Aboriginal people hold the solutions to improving their health and wellbeing. Despite the right to self-determine these, many aspects of health and wellbeing, and their determinants, are worsening. If we are serious about making improvements, we must transform how we view practice, as well as how we undertake research to support practice.

In establishing a new Aboriginal Health and Wellbeing Research team at Western Sydney University, we reflected on our individual and collective experiences over several decades, across the areas of Aboriginal health and healing; justice health; ageing, caregiving, and wellbeing in Aboriginal families; and Indigenous health education. We identified an important cross-cutting theme: the ‘invisible infrastructure’ (1) of support that Aboriginal people provide in families, communities and organisations. Often undervalued by policymakers and service providers, this is expressed in the mixed formal and informal support roles Aboriginal people frequently have, the various types and timing of support they have provided, and the often reciprocal nature of support.

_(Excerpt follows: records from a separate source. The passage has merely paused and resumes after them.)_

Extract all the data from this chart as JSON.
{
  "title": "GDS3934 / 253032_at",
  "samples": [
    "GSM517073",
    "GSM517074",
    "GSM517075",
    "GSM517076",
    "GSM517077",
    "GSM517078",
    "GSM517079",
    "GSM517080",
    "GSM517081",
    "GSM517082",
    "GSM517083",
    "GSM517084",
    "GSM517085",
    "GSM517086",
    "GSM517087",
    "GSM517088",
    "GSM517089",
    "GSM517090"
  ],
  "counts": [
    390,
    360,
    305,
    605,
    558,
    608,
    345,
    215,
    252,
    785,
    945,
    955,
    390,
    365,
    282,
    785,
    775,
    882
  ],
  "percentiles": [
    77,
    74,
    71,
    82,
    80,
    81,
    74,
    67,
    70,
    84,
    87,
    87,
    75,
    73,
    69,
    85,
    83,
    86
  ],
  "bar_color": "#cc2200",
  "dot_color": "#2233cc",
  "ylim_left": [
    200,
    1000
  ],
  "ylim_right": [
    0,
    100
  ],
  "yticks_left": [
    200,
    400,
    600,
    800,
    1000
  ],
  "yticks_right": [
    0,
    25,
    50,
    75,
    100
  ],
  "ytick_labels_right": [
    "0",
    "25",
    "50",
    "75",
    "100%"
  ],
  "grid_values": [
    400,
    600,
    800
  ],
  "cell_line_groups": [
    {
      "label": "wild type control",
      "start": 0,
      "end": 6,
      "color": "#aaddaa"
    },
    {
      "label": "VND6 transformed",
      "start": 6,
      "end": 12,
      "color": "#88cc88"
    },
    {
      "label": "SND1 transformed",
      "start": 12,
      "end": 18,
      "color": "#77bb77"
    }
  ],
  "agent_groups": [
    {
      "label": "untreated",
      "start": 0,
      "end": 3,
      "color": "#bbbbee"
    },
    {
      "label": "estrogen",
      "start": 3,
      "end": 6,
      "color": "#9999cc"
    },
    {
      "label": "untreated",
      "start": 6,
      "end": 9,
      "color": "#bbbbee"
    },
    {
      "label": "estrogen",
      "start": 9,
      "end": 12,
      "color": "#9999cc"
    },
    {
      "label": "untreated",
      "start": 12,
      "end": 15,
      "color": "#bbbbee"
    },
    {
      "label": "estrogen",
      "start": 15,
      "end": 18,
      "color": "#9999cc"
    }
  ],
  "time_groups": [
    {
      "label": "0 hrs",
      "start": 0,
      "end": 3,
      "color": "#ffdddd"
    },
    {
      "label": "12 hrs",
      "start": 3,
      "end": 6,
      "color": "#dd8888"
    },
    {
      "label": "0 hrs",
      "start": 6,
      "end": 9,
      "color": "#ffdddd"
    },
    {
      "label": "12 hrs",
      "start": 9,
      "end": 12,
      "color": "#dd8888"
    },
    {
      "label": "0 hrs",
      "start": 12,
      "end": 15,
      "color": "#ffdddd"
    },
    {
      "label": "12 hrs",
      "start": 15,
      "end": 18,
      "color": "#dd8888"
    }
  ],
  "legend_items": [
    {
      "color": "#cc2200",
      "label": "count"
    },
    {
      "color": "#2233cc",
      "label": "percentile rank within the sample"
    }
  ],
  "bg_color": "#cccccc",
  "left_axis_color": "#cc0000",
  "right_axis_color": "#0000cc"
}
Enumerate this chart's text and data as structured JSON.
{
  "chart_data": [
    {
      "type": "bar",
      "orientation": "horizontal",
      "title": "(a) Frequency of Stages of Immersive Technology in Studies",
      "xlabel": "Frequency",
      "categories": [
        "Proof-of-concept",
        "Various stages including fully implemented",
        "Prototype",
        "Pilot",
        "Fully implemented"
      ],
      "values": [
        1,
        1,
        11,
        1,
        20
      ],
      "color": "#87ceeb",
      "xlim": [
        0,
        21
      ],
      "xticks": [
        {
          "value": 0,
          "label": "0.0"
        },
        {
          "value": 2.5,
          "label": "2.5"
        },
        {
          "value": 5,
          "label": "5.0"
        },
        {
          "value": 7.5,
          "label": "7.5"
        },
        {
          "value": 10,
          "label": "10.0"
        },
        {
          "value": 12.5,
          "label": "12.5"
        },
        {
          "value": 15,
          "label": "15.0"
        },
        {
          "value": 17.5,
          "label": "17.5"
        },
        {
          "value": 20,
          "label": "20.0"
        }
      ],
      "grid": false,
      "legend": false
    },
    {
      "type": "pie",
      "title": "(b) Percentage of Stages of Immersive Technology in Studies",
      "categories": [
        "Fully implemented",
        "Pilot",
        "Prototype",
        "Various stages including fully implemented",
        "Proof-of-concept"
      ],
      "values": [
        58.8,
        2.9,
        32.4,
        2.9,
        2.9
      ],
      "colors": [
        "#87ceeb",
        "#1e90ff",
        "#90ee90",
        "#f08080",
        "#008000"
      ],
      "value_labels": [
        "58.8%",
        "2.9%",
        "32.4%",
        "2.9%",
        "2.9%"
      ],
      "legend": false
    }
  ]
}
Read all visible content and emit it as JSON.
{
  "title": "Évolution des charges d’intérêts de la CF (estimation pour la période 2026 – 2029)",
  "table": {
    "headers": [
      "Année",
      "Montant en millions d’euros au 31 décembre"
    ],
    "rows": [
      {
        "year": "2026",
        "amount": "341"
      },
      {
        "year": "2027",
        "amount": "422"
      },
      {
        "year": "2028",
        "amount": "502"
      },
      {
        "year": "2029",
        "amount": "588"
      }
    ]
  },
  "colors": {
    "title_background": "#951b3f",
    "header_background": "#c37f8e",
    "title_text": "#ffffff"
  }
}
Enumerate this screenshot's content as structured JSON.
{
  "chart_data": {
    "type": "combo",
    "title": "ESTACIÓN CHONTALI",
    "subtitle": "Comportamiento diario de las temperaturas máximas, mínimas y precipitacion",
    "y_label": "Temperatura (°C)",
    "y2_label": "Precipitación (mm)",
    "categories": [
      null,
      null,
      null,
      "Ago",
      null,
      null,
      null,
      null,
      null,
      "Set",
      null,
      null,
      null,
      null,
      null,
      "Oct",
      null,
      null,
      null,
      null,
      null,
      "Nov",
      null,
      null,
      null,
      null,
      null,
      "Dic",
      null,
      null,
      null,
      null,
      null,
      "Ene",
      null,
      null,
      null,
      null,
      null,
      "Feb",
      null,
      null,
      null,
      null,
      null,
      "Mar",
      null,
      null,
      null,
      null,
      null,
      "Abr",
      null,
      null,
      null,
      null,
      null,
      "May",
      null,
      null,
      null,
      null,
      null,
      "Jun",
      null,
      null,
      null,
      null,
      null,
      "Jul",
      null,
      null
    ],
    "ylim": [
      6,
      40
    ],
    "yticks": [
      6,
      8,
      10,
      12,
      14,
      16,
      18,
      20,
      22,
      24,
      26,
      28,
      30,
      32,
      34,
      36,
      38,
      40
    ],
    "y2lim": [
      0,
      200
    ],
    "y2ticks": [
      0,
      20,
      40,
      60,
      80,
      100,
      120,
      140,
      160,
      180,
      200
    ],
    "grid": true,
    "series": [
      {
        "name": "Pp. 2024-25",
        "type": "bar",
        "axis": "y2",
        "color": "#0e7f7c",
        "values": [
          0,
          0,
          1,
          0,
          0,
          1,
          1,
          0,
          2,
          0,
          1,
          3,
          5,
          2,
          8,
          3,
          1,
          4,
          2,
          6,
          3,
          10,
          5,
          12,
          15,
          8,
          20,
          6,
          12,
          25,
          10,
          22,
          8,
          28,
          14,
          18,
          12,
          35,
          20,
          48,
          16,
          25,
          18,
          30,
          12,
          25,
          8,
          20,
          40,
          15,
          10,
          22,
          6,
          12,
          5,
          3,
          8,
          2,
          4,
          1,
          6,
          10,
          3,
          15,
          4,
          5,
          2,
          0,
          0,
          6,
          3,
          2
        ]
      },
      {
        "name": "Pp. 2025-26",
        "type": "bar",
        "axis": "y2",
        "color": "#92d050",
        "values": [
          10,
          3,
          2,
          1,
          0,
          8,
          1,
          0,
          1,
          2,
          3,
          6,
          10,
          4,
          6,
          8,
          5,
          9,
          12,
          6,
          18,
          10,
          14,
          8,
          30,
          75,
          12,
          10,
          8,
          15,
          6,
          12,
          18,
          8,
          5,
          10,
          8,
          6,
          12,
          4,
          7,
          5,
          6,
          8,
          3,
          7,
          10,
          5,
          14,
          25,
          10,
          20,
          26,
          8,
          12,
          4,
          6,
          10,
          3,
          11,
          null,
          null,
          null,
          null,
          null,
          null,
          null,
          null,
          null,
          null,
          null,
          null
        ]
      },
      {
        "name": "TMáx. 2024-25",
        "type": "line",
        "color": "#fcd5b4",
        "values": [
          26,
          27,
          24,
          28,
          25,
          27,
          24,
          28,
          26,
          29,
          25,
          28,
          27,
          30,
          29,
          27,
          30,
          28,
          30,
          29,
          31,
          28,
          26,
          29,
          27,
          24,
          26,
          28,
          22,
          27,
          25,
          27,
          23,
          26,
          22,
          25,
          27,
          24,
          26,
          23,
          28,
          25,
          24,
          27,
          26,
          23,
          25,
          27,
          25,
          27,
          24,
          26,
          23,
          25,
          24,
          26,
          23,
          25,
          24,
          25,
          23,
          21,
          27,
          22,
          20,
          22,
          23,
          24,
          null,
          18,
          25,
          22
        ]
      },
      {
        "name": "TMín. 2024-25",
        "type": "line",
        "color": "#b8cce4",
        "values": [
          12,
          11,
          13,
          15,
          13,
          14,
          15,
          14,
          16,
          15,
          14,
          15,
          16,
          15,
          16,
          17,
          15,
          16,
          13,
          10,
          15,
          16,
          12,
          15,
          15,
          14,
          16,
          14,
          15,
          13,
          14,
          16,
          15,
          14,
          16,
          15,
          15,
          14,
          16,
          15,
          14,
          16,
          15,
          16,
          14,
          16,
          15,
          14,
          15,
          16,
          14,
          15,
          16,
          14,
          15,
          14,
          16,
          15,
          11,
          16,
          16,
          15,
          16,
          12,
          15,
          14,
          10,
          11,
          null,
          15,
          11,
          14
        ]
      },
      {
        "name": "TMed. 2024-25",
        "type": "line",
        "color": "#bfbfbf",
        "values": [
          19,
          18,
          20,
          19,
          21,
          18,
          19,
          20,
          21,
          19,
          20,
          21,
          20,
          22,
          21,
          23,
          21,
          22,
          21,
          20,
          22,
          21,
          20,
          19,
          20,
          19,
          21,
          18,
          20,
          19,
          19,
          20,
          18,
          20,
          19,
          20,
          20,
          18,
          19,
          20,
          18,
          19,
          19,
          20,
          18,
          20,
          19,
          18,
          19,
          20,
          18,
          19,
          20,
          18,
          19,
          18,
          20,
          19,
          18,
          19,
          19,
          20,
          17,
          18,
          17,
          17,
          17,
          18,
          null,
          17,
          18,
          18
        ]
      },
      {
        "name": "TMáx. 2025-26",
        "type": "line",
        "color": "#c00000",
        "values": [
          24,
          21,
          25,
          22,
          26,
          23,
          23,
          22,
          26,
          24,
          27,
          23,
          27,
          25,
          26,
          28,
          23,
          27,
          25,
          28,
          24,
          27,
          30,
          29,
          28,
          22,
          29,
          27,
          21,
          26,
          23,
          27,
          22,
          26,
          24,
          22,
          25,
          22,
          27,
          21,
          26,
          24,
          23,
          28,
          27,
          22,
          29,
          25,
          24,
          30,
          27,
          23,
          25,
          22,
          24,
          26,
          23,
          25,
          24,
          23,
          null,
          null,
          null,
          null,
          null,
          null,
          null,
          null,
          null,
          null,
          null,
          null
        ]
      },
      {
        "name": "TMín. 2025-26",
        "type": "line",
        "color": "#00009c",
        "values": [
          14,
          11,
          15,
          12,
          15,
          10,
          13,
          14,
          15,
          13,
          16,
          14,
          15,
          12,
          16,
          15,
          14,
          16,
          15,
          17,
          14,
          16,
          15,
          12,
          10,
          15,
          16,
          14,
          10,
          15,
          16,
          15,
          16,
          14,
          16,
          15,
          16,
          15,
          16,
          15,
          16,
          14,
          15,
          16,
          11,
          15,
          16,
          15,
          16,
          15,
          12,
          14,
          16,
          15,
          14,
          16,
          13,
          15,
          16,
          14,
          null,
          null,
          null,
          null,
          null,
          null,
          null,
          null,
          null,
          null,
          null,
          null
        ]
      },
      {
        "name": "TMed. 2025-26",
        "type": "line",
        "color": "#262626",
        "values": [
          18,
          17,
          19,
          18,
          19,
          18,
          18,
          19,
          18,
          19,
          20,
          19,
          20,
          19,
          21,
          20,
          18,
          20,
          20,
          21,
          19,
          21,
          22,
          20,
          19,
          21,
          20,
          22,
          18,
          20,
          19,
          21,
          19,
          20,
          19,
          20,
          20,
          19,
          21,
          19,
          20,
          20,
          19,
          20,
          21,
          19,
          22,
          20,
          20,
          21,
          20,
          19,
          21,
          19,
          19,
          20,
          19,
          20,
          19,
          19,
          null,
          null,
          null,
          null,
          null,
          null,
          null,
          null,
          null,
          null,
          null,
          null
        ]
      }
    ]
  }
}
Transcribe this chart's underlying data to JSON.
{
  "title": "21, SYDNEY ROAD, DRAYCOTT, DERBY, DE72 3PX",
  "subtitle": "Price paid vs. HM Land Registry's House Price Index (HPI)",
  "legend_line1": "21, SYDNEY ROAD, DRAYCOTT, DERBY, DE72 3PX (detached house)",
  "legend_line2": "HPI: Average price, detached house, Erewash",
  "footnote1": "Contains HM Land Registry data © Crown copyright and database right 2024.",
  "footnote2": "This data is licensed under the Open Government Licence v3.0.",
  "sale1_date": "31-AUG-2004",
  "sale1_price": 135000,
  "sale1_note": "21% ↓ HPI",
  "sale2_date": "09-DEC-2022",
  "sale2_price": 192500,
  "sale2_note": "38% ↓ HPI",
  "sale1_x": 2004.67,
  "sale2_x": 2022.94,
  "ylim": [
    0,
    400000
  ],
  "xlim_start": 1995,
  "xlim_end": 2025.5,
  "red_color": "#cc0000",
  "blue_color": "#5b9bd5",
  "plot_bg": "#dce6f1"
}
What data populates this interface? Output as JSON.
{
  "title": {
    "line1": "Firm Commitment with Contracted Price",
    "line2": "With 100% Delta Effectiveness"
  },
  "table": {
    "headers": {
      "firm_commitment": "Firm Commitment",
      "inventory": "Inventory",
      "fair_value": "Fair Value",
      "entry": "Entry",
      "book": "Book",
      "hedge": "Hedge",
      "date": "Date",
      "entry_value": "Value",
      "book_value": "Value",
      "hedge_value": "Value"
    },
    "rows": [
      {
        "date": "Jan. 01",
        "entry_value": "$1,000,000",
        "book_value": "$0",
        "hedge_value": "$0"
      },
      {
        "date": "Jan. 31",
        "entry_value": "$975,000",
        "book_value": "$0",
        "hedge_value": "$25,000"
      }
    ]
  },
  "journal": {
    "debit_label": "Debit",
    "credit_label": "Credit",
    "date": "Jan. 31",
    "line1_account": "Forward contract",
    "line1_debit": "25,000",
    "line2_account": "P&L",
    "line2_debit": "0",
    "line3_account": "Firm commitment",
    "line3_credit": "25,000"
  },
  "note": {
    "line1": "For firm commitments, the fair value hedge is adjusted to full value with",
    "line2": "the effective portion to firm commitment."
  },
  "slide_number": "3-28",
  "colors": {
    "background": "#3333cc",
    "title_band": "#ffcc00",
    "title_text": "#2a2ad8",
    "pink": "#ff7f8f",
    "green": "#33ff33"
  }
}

Insights from our research move us away from a binary between formal service provision and informal caring. In this presentation we explore the ‘invisible infrastructure’, and what it means for a holistic picture of Aboriginal health, including where research and practice inform each other. We also reflect on the challenges of caregiving many Aboriginal people experience, themselves often affected by multiple health issues and socio-economic disadvantage. In a contemporary and future-oriented health policy landscape, where the boundaries between formal and informal domains of caregiving are becoming less distinct, we consider implications for the ongoing research agenda and future professional practice.

(1) Newhouse, D. 2003, The invisible infrastructure: Urban Aboriginal institutions and organizations’, in D. Newhouse & E. Peters (eds), Not strangers in these parts: Urban Aboriginal Peoples, Government of Canada, Winnipeg, p. 243.